Harvey Bryant, manager for the project at the Maryland Department of Natural Resources, said his agency "will do whatever is necessary to protect the bat species, since they are endangered."
Final decisions on the tunnel's future are a year away, after completion of an environmental assessment by the University of Maryland's Appalachian Laboratory in Frostburg. The findings will go to DNR and ultimately to the National Park Service, which owns the property as part of the C&O Canal National Historical Park.
The single-track Indigo Tunnel was built in 1904 and served until the Western Maryland Railway abandoned it in 1975. Shored up by wooden cribbing, the 20-foot rock walls are largely exposed. The roof is covered by wooden planking.
There were few bats there when it was abandoned, said Dana Limpert, a DNR ecologist. But it has since become the largest known bat hibernaculum in Maryland. It also appears to be the last major redoubt of the Eastern small-footed myotis.
This tiny bat is listed as endangered in Maryland, rare in West Virginia and threatened in Pennsylvania. Its two largest hibernacula, both in New York state, have been devastated since 2006 by "white nose syndrome." Over two winters, the spreading fungal infection has killed hundreds of thousands of bats in New York and New England.

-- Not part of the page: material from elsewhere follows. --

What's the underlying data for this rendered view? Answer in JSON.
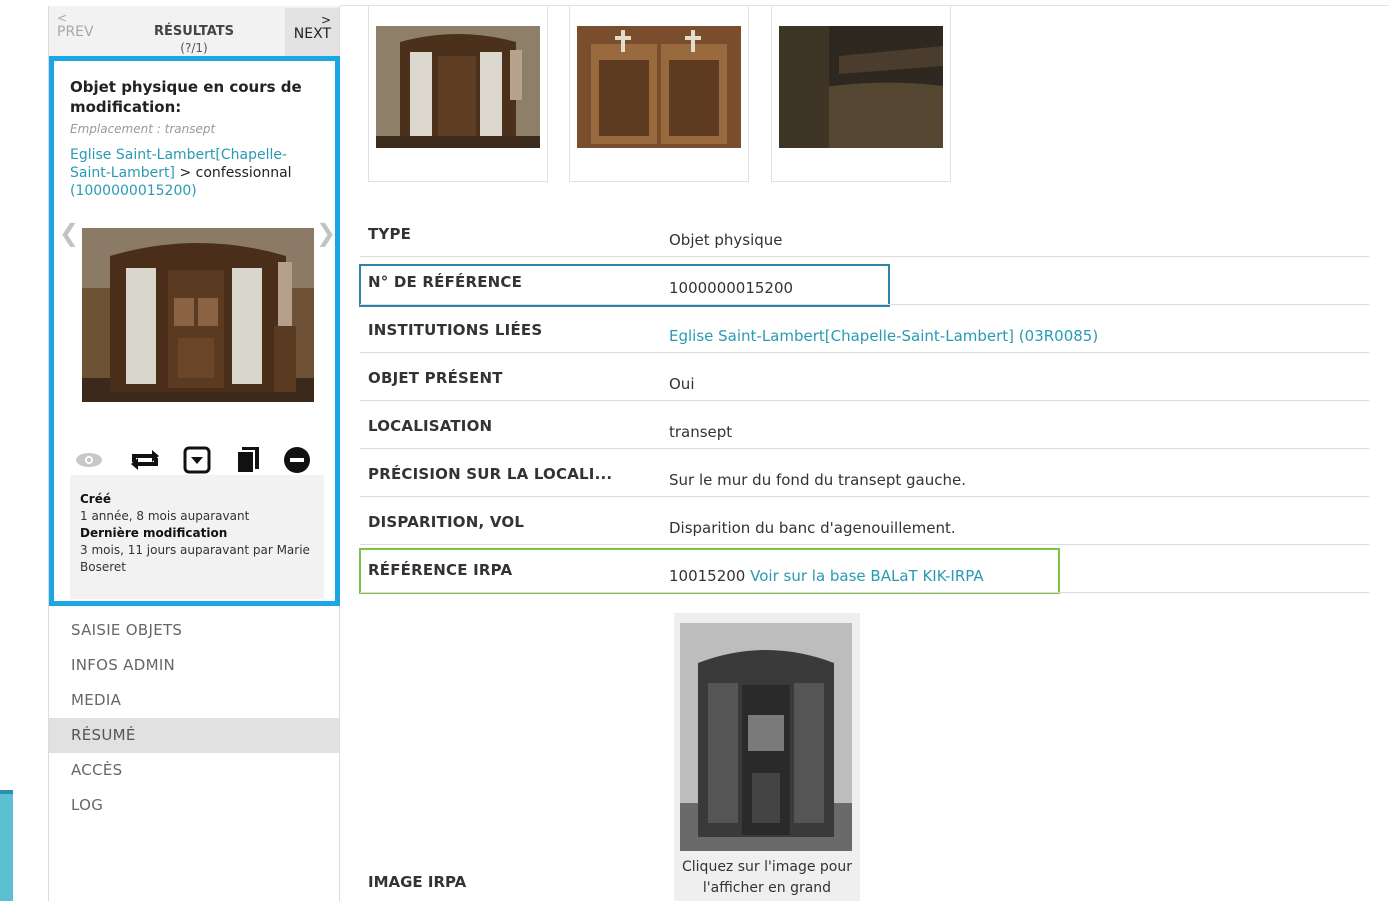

"We are expecting to lose the Eastern small-footed myotis up in the Northeast," said Aimee Haskew, 29, a faculty research assistant at the Appalachian Lab. "It's possible ... this will be their last large hibernaculum range-wide. Given the conservation status of the species, under state law they warrant protection."
Strolling through the silent, dripping tunnel one night this week, she swept a flashlight beam across solitary bats sleeping on the rock walls. Some ceiling supports have rotted and collapsed, and piles of fallen rock litter the floor.
If the trail goes through, DNR officials said, they would replace the rotted wood; install dim, cool, LED lighting near the floor; and clear fallen rock. But they also would gate both portals so humans could be kept out at times, while still allowing free access to bats.
As a scientist, Haskew insists she is neither for nor against development of the tunnel. But after working with bats for more than four years, she is worried. "They're fascinating creatures, so misunderstood ... such underdogs," she said. "I just don't want to hurt the bats."